Si l’on voulait persévérer dans cette politique d’accompagnement d’un système devenu stérile et contre-productif comme le préconisent certaines confédérations syndicales, cela entraînerait inévitablement un effacement quasi définitif de leur fonction au sens revendicatif et contestataire. D’ailleurs, le mépris dont Macron fait preuve à l’égard des corps intermédiaires est une illustration. La situation est identique à de rares exceptions dans la plupart des autres pays européens englués dans des mécanismes de stérilisation de la vie sociale prévus à cet effet. Ce qui tend à démontrer que la pauvreté, tant en influence qu’en force organisée, du syndicalisme français ne peut être l’unique et seule explication à ce processus de déliquescence voulu par les élites possédantes.

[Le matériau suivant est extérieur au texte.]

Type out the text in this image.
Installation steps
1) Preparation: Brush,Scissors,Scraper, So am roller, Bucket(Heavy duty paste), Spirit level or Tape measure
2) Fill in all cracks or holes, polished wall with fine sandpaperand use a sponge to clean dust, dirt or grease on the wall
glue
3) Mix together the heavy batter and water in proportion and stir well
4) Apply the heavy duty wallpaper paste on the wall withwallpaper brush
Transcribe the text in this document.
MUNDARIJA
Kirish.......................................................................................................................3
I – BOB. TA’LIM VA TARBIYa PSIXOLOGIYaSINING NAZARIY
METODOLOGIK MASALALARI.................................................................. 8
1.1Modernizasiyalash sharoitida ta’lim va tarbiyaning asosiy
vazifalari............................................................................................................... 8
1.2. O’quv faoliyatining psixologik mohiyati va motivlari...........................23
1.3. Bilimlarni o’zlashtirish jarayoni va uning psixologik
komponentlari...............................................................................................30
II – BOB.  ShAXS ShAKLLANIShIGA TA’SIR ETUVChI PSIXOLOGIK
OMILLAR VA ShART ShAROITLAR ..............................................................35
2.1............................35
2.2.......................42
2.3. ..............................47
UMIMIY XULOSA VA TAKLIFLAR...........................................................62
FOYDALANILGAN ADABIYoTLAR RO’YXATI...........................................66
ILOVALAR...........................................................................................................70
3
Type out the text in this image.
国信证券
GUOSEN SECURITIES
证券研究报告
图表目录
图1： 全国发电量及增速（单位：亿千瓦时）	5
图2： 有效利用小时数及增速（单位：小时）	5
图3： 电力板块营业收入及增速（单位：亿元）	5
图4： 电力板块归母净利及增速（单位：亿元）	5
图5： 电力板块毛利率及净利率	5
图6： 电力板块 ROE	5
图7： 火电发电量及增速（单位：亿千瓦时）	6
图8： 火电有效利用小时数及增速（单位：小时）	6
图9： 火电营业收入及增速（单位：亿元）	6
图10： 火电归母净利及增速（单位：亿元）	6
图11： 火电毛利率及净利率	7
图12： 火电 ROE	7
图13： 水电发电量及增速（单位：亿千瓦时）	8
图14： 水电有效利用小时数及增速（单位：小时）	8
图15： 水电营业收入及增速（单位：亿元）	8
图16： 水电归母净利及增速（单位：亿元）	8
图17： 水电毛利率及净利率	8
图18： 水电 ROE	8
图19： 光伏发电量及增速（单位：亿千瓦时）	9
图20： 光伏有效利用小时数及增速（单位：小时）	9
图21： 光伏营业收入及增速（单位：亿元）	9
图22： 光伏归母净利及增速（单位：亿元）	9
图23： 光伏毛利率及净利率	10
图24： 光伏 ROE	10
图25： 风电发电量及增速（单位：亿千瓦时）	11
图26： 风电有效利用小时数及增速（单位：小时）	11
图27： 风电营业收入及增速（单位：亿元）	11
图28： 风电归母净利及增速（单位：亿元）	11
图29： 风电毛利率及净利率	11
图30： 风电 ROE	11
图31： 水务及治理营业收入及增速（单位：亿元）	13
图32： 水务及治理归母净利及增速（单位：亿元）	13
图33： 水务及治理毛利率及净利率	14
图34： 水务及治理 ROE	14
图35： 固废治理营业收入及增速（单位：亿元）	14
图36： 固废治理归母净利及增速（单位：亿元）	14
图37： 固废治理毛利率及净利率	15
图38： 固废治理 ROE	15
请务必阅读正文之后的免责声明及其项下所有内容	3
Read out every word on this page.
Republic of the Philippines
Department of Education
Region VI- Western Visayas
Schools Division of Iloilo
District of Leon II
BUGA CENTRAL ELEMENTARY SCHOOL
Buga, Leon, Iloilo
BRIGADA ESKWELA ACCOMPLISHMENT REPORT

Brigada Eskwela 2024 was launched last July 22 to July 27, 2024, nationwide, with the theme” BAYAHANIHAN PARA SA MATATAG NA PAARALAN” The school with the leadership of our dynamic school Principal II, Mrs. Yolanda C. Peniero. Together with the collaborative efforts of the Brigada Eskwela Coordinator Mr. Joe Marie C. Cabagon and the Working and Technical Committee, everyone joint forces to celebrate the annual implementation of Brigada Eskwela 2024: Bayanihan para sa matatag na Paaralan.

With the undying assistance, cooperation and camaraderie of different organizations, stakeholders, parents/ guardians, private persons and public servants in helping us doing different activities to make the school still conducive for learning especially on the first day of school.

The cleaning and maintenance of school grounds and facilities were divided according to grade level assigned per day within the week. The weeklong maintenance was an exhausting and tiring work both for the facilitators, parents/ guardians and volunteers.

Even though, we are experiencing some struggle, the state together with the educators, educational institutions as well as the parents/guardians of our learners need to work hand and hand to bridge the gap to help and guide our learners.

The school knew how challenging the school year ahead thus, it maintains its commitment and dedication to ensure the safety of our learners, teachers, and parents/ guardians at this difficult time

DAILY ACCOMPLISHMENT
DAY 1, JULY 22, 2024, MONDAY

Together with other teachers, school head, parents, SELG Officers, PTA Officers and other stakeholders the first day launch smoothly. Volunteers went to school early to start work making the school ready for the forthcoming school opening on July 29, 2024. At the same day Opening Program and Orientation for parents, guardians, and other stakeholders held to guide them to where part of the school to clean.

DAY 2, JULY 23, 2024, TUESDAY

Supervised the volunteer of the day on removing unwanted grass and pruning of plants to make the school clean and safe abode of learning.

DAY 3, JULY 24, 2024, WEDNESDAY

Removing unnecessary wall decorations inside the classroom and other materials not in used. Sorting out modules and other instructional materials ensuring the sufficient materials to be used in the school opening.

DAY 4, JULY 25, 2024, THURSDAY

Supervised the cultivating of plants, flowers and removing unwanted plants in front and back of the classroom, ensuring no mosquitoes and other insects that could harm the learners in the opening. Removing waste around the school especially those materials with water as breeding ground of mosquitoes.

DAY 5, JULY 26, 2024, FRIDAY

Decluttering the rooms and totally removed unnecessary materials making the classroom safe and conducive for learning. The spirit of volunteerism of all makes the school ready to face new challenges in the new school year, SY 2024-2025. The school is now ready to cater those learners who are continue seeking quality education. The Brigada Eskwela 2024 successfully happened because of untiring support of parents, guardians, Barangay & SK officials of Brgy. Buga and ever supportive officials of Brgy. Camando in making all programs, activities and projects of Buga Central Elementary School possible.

En fait ce syndicalisme de “réformes” de par ses orientations et sa passivité relative admet implicitement l’ordre des choses existant, c’est-à-dire la domination totalitaire des grands groupes multinationaux, comme par exemple ceux des industries d’armements, de la pharmacie ou des GAFA, leurs réseaux, leurs relais financiers, leurs services, leurs filiales et leurs relations consanguines avec les institutions supranationales, les États et les gouvernements à leur service. Le résultat est connu d’avance, sans contestation radicale de leur pouvoir, leur domination se poursuivra en toute impunité et la Commission de Bruxelles, l’Eurogroup, la Banque centrale européenne pourront dormir sur leurs deux oreilles. Pour leur part, ces directions syndicales qui veulent être considérées par leurs interlocuteurs institutionnels comme des partenaires à part entière se sont mises d’accord sur un principe, celui de la décroissance et cela va s’en dire de la sobriété pour les classes populaires. En ce domaine un large consensus les rassemble tous. Si on laissait faire ces orientations cela reviendrait à tirer un trait sur plusieurs secteurs industriels et des centaines de milliers d’emplois et cela aggraverait plus encore la précarité. Mais l’on nous répond qu’ainsi l’Union européenne serait sauvée et deviendrait cet horizon indépassable dont chacun rêve et qu’il faudrait au mieux réformer par étapes avec des mesures prétendument sociales, ou environnementales, sociétales mais surtout toutes conçues pour ne pas toucher au système capitaliste lui-même. Après tout, “Paris vaut bien une messe”. Autant dire qu’il s’agirait pour le syndicalisme d’une capitulation et d’une complicité qui a terme ne pourrait être jugée que sévèrement par les travailleurs eux-mêmes. Une telle situation signifierait au final la fin de toute perspective de progrès social et humain, et le retour aux lois de la jungle du capitalisme primitif, mais désormais protégé par des moyens de surveillance technique “sophistiqués” et donc indéracinables. Est-ce de cela que nous voulons pour nous et nos enfants ?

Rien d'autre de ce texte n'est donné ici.